Over the last few days there has been a really stir over Jason Calacanis‘s “Fire non Workaholics” statement. While he has updated the words in his post (completely I disagree with his first version) I feel the bottom line message is still there. Jason wants his employees to be engaged and committed with him on the journey of his company, what CEO wouldn’t? But a large majority of employees will not be fully engaged or committed to a company without a reason. As a CEO, manager or leader you need to provide the right environment.
So here are five ways to engage your employees:-
- Show you care about them as a person, take 5 minutes each day to get to know one of your employees. You need to understand them, their struggles, frustrations and desires both professionally and personally.
- Invite them to join you and your organisation in doing something meaningful.
- Once you have invited them to something meaningful make sure you provide individuals goals.
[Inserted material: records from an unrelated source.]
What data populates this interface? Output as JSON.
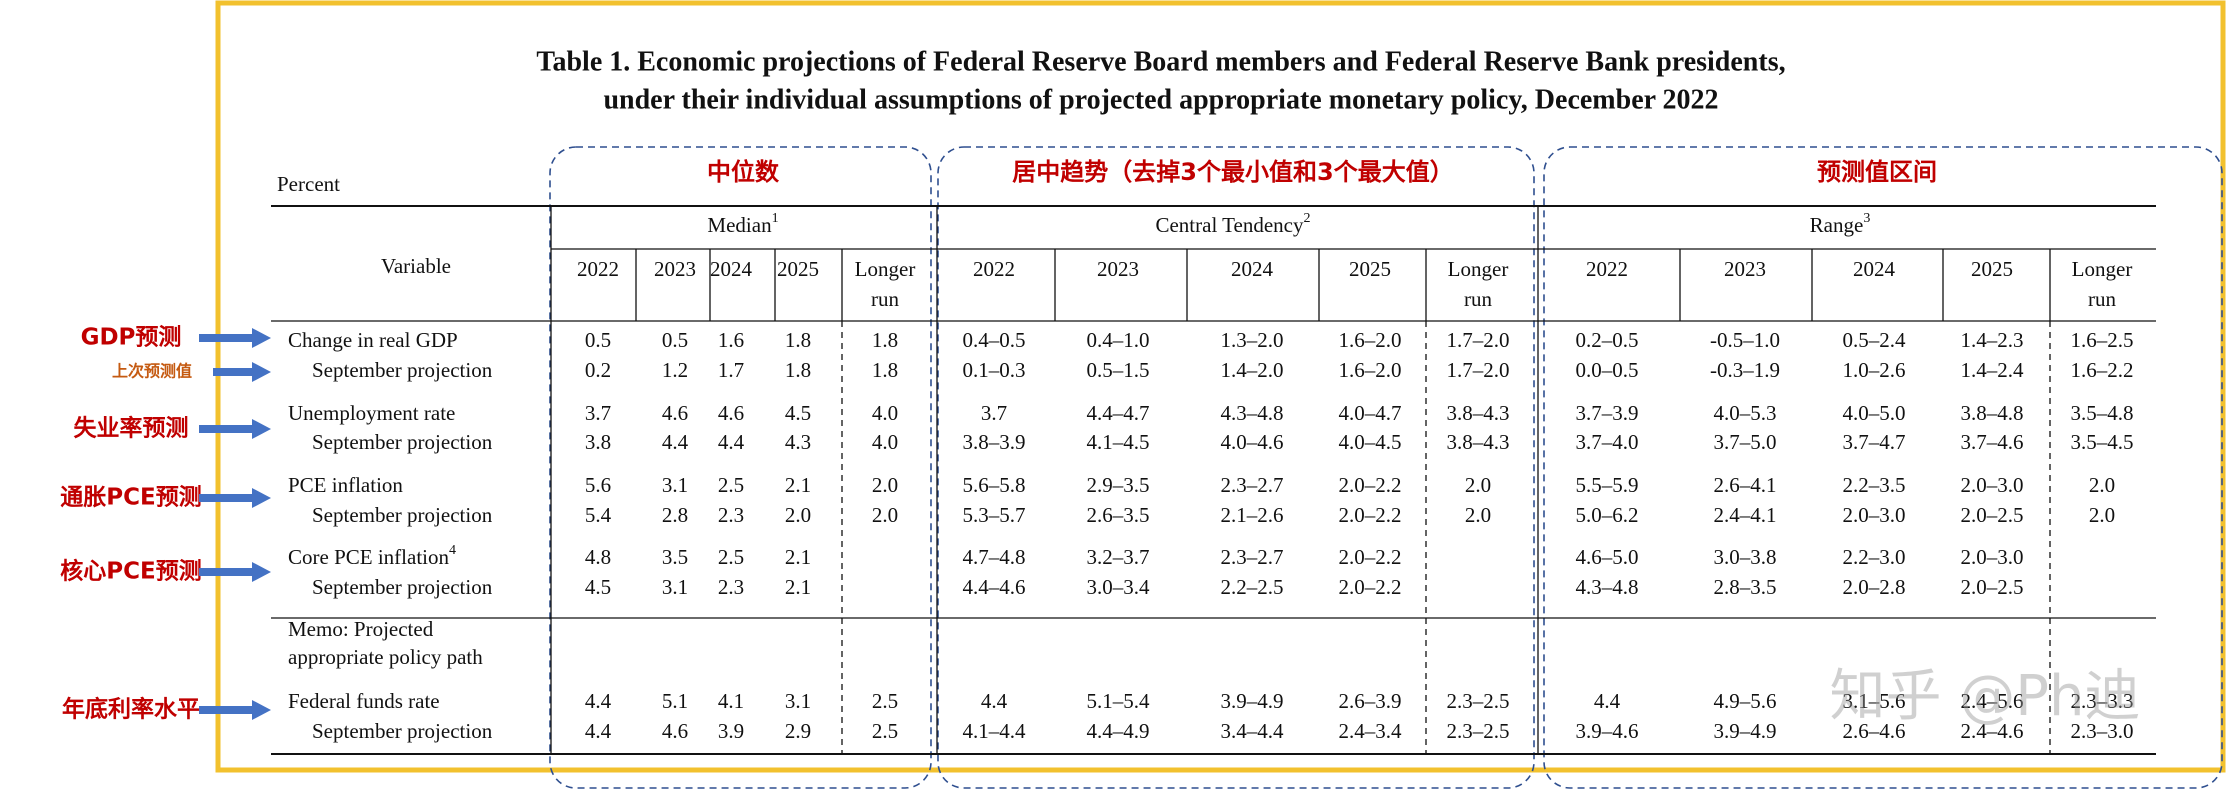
{
  "title": [
    "Table 1. Economic projections of Federal Reserve Board members and Federal Reserve Bank presidents,",
    "under their individual assumptions of projected appropriate monetary policy, December 2022"
  ],
  "units": "Percent",
  "variable_header": "Variable",
  "highlights": [
    "中位数",
    "居中趋势（去掉3个最小值和3个最大值）",
    "预测值区间"
  ],
  "annotations": [
    "GDP预测",
    "上次预测值",
    "失业率预测",
    "通胀PCE预测",
    "核心PCE预测",
    "年底利率水平"
  ],
  "watermark": "知乎 @Ph迪",
  "groups": [
    {
      "name": "Median",
      "note": "1",
      "columns": [
        [
          "2022"
        ],
        [
          "2023"
        ],
        [
          "2024"
        ],
        [
          "2025"
        ],
        [
          "Longer",
          "run"
        ]
      ]
    },
    {
      "name": "Central Tendency",
      "note": "2",
      "columns": [
        [
          "2022"
        ],
        [
          "2023"
        ],
        [
          "2024"
        ],
        [
          "2025"
        ],
        [
          "Longer",
          "run"
        ]
      ]
    },
    {
      "name": "Range",
      "note": "3",
      "columns": [
        [
          "2022"
        ],
        [
          "2023"
        ],
        [
          "2024"
        ],
        [
          "2025"
        ],
        [
          "Longer",
          "run"
        ]
      ]
    }
  ],
  "rows": [
    {
      "label": "Change in real GDP",
      "cells": [
        [
          "0.5",
          "0.5",
          "1.6",
          "1.8",
          "1.8"
        ],
        [
          "0.4–0.5",
          "0.4–1.0",
          "1.3–2.0",
          "1.6–2.0",
          "1.7–2.0"
        ],
        [
          "0.2–0.5",
          "-0.5–1.0",
          "0.5–2.4",
          "1.4–2.3",
          "1.6–2.5"
        ]
      ]
    },
    {
      "label": "September projection",
      "cells": [
        [
          "0.2",
          "1.2",
          "1.7",
          "1.8",
          "1.8"
        ],
        [
          "0.1–0.3",
          "0.5–1.5",
          "1.4–2.0",
          "1.6–2.0",
          "1.7–2.0"
        ],
        [
          "0.0–0.5",
          "-0.3–1.9",
          "1.0–2.6",
          "1.4–2.4",
          "1.6–2.2"
        ]
      ]
    },
    {
      "label": "Unemployment rate",
      "cells": [
        [
          "3.7",
          "4.6",
          "4.6",
          "4.5",
          "4.0"
        ],
        [
          "3.7",
          "4.4–4.7",
          "4.3–4.8",
          "4.0–4.7",
          "3.8–4.3"
        ],
        [
          "3.7–3.9",
          "4.0–5.3",
          "4.0–5.0",
          "3.8–4.8",
          "3.5–4.8"
        ]
      ]
    },
    {
      "label": "September projection",
      "cells": [
        [
          "3.8",
          "4.4",
          "4.4",
          "4.3",
          "4.0"
        ],
        [
          "3.8–3.9",
          "4.1–4.5",
          "4.0–4.6",
          "4.0–4.5",
          "3.8–4.3"
        ],
        [
          "3.7–4.0",
          "3.7–5.0",
          "3.7–4.7",
          "3.7–4.6",
          "3.5–4.5"
        ]
      ]
    },
    {
      "label": "PCE inflation",
      "cells": [
        [
          "5.6",
          "3.1",
          "2.5",
          "2.1",
          "2.0"
        ],
        [
          "5.6–5.8",
          "2.9–3.5",
          "2.3–2.7",
          "2.0–2.2",
          "2.0"
        ],
        [
          "5.5–5.9",
          "2.6–4.1",
          "2.2–3.5",
          "2.0–3.0",
          "2.0"
        ]
      ]
    },
    {
      "label": "September projection",
      "cells": [
        [
          "5.4",
          "2.8",
          "2.3",
          "2.0",
          "2.0"
        ],
        [
          "5.3–5.7",
          "2.6–3.5",
          "2.1–2.6",
          "2.0–2.2",
          "2.0"
        ],
        [
          "5.0–6.2",
          "2.4–4.1",
          "2.0–3.0",
          "2.0–2.5",
          "2.0"
        ]
      ]
    },
    {
      "label": "Core PCE inflation",
      "note": "4",
      "cells": [
        [
          "4.8",
          "3.5",
          "2.5",
          "2.1",
          null
        ],
        [
          "4.7–4.8",
          "3.2–3.7",
          "2.3–2.7",
          "2.0–2.2",
          null
        ],
        [
          "4.6–5.0",
          "3.0–3.8",
          "2.2–3.0",
          "2.0–3.0",
          null
        ]
      ]
    },
    {
      "label": "September projection",
      "cells": [
        [
          "4.5",
          "3.1",
          "2.3",
          "2.1",
          null
        ],
        [
          "4.4–4.6",
          "3.0–3.4",
          "2.2–2.5",
          "2.0–2.2",
          null
        ],
        [
          "4.3–4.8",
          "2.8–3.5",
          "2.0–2.8",
          "2.0–2.5",
          null
        ]
      ]
    },
    {
      "label_lines": [
        "Memo: Projected",
        "appropriate policy path"
      ]
    },
    {
      "label": "Federal funds rate",
      "cells": [
        [
          "4.4",
          "5.1",
          "4.1",
          "3.1",
          "2.5"
        ],
        [
          "4.4",
          "5.1–5.4",
          "3.9–4.9",
          "2.6–3.9",
          "2.3–2.5"
        ],
        [
          "4.4",
          "4.9–5.6",
          "3.1–5.6",
          "2.4–5.6",
          "2.3–3.3"
        ]
      ]
    },
    {
      "label": "September projection",
      "cells": [
        [
          "4.4",
          "4.6",
          "3.9",
          "2.9",
          "2.5"
        ],
        [
          "4.1–4.4",
          "4.4–4.9",
          "3.4–4.4",
          "2.4–3.4",
          "2.3–2.5"
        ],
        [
          "3.9–4.6",
          "3.9–4.9",
          "2.6–4.6",
          "2.4–4.6",
          "2.3–3.0"
        ]
      ]
    }
  ]
}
But not just any goals, sexy goals! They need be a driving force, give your employees chills down their spine when they talk or think about them. Your employees need to be able to deeply connect to their goals.
- Ensure timely recognition of performance, not just at an annual performance review. Send a quick handwritten note to someone who has delivered, not just above & beyond, or who has had a hard day.
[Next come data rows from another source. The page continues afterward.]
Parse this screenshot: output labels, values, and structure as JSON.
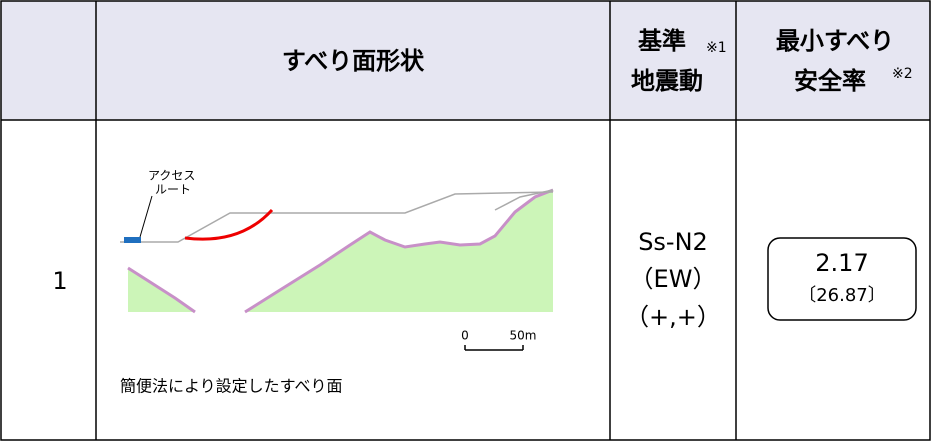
{
  "table": {
    "header": {
      "shape": "すべり面形状",
      "ground_motion": {
        "lines": [
          "基準",
          "地震動"
        ],
        "note": "※1"
      },
      "safety": {
        "lines": [
          "最小すべり",
          "安全率"
        ],
        "note": "※2"
      }
    },
    "rows": [
      {
        "no": "1",
        "figure": {
          "access_label": [
            "アクセス",
            "ルート"
          ],
          "scale": [
            "0",
            "50m"
          ],
          "caption": "簡便法により設定したすべり面"
        },
        "ground_motion": [
          "Ss-N2",
          "（EW）",
          "（+,+）"
        ],
        "safety": {
          "value": "2.17",
          "bracket": "〔26.87〕"
        }
      }
    ]
  }
}
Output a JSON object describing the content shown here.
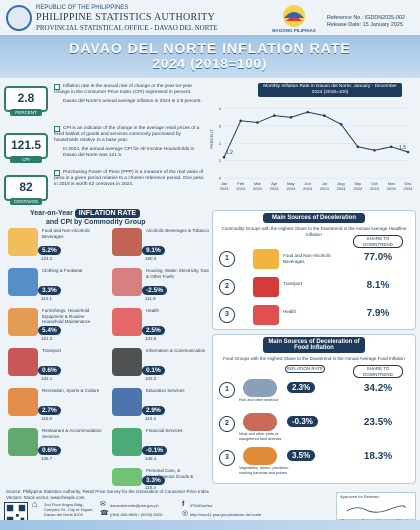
{
  "header": {
    "republic": "REPUBLIC OF THE PHILIPPINES",
    "agency": "PHILIPPINE STATISTICS AUTHORITY",
    "office": "PROVINCIAL STATISTICAL OFFICE - DAVAO DEL NORTE",
    "bagong_label": "BAGONG PILIPINAS",
    "reference_no": "Reference No.: IGDDN2025-002",
    "release_date": "Release Date: 15 January 2025"
  },
  "title": {
    "line1": "DAVAO DEL NORTE INFLATION RATE",
    "line2": "2024 (2018=100)"
  },
  "stats": [
    {
      "value": "2.8",
      "label": "PERCENT"
    },
    {
      "value": "121.5",
      "label": "CPI"
    },
    {
      "value": "82",
      "label": "CENTAVOS"
    }
  ],
  "definitions": {
    "inflation": "Inflation rate is the annual rate of change or the year-on-year change in the Consumer Price Index (CPI) expressed in percent.",
    "inflation_2": "Davao del Norte's annual average inflation in 2024 is 2.8 percent.",
    "cpi": "CPI is an indicator of the change in the average retail prices of a fixed basket of goods and services commonly purchased by households relative to a base year.",
    "cpi_2": "In 2024, the annual average CPI for All Income Households in Davao del Norte was 121.5.",
    "ppp": "Purchasing Power of Peso (PPP) is a measure of the real value of peso in a given period relative to a chosen reference period. One peso in 2018 is worth 82 centavos in 2024."
  },
  "monthly_chart_title": "Monthly Inflation Rate in Davao del Norte: January - December 2024 (2018=100)",
  "chart_data": {
    "type": "line",
    "title": "Monthly Inflation Rate in Davao del Norte: January - December 2024 (2018=100)",
    "ylabel": "PERCENT",
    "x": [
      "Jan 2024",
      "Feb 2024",
      "Mar 2024",
      "Apr 2024",
      "May 2024",
      "Jun 2024",
      "Jul 2024",
      "Aug 2024",
      "Sep 2024",
      "Oct 2024",
      "Nov 2024",
      "Dec 2024"
    ],
    "values": [
      1.2,
      3.3,
      3.2,
      3.6,
      3.5,
      3.8,
      3.6,
      3.1,
      1.8,
      1.6,
      1.8,
      1.5
    ],
    "ylim": [
      0,
      4.5
    ],
    "yticks": [
      0,
      1,
      2,
      3,
      4
    ],
    "labels": {
      "first": "1.2",
      "last": "1.5"
    }
  },
  "yoy_heading": {
    "pre": "Year-on-Year",
    "pill": "INFLATION RATE",
    "post": "and CPI by Commodity Group"
  },
  "categories": [
    {
      "name": "Food and Non-Alcoholic Beverages",
      "rate": "5.2%",
      "cpi": "124.2",
      "color": "#f2b441"
    },
    {
      "name": "Alcoholic Beverages & Tobacco",
      "rate": "9.1%",
      "cpi": "180.3",
      "color": "#b84a3a"
    },
    {
      "name": "Clothing & Footwear",
      "rate": "3.3%",
      "cpi": "114.1",
      "color": "#3a7bbf"
    },
    {
      "name": "Housing, Water, Electricity, Gas & Other Fuels",
      "rate": "-2.5%",
      "cpi": "111.8",
      "color": "#d46b6b"
    },
    {
      "name": "Furnishings, Household Equipment & Routine Household Maintenance",
      "rate": "5.4%",
      "cpi": "121.3",
      "color": "#e08b3a"
    },
    {
      "name": "Health",
      "rate": "2.5%",
      "cpi": "133.6",
      "color": "#e05050"
    },
    {
      "name": "Transport",
      "rate": "0.6%",
      "cpi": "132.1",
      "color": "#c23b3b"
    },
    {
      "name": "Information & Communication",
      "rate": "0.1%",
      "cpi": "102.2",
      "color": "#333333"
    },
    {
      "name": "Recreation, Sports & Culture",
      "rate": "2.7%",
      "cpi": "115.8",
      "color": "#e07b2b"
    },
    {
      "name": "Education Services",
      "rate": "2.9%",
      "cpi": "113.4",
      "color": "#2f5e9e"
    },
    {
      "name": "Restaurant & Accommodation Services",
      "rate": "0.6%",
      "cpi": "135.7",
      "color": "#4a9a58"
    },
    {
      "name": "Financial Services",
      "rate": "-0.1%",
      "cpi": "145.4",
      "color": "#2e9c5e"
    },
    {
      "name": "Personal Care, & Miscellaneous Goods & Services",
      "rate": "3.3%",
      "cpi": "118.4",
      "color": "#5cb85c"
    }
  ],
  "deceleration": {
    "title": "Main Sources of Deceleration",
    "subtitle": "Commodity Groups with the Highest Share to the Downtrend in the Annual Average Headline Inflation",
    "share_label": "SHARE TO DOWNTREND",
    "items": [
      {
        "rank": "1",
        "name": "Food and Non-Alcoholic Beverages",
        "share": "77.0%"
      },
      {
        "rank": "2",
        "name": "Transport",
        "share": "8.1%"
      },
      {
        "rank": "3",
        "name": "Health",
        "share": "7.9%"
      }
    ]
  },
  "food_deceleration": {
    "title": "Main Sources of Deceleration of Food Inflation",
    "subtitle": "Food Groups with the Highest Share to the Downtrend in the Annual Average Food Inflation",
    "rate_label": "INFLATION RATE",
    "share_label": "SHARE TO DOWNTREND",
    "items": [
      {
        "rank": "1",
        "name": "Fish and other seafood",
        "rate": "2.3%",
        "share": "34.2%"
      },
      {
        "rank": "2",
        "name": "Meat and other parts of slaughtered land animals",
        "rate": "-0.3%",
        "share": "23.5%"
      },
      {
        "rank": "3",
        "name": "Vegetables, tubers, plantains, cooking bananas and pulses",
        "rate": "3.5%",
        "share": "18.3%"
      }
    ]
  },
  "footer": {
    "sources": "Source: Philippine Statistics Authority, Retail Price Survey for the Generation of Consumer Price Index",
    "vectors": "Vectors: Stock vector, www.freepik.com",
    "address": "2nd Floor Angus Bldg., Complex St., City of Tagum, Davao del Norte 8100",
    "email": "davaodelnorte@psa.gov.ph",
    "phone": "(084) 655-9605 / (0928) 8920...",
    "facebook": "/PSADavNor",
    "website": "http://rsso11.psa.gov.ph/davao-del-norte",
    "approved": "Approved for Release:",
    "signatory_title": "(Supervising Statistical Specialist) Officer-in-Charge"
  },
  "colors": {
    "navy": "#1f3b5c",
    "teal": "#2d7d6f",
    "sky": "#9fc3e4"
  }
}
- Provide your employees with extra responsibilities, allow them to grow and explore new areas of personal and professional growth. This is easy if you have completed step 1.
Once you have engaged employees then they will be fired up about your organisation and its goals. They might even act as workaholics for a period of time. But ensure this is balanced so they do not burn out, otherwise they will then disengage. By the way if you have completed step 1 above you won’t let them burn out because you will see and treat them as people, not machines.
Finally to quote Sir Richard Branson:-
“Loyal employees in a company create loyal customers, who in turn create happy shareholders. The process sounds easy but it’s not, and it has defeated some of the bigger organisations of the twentieth century.”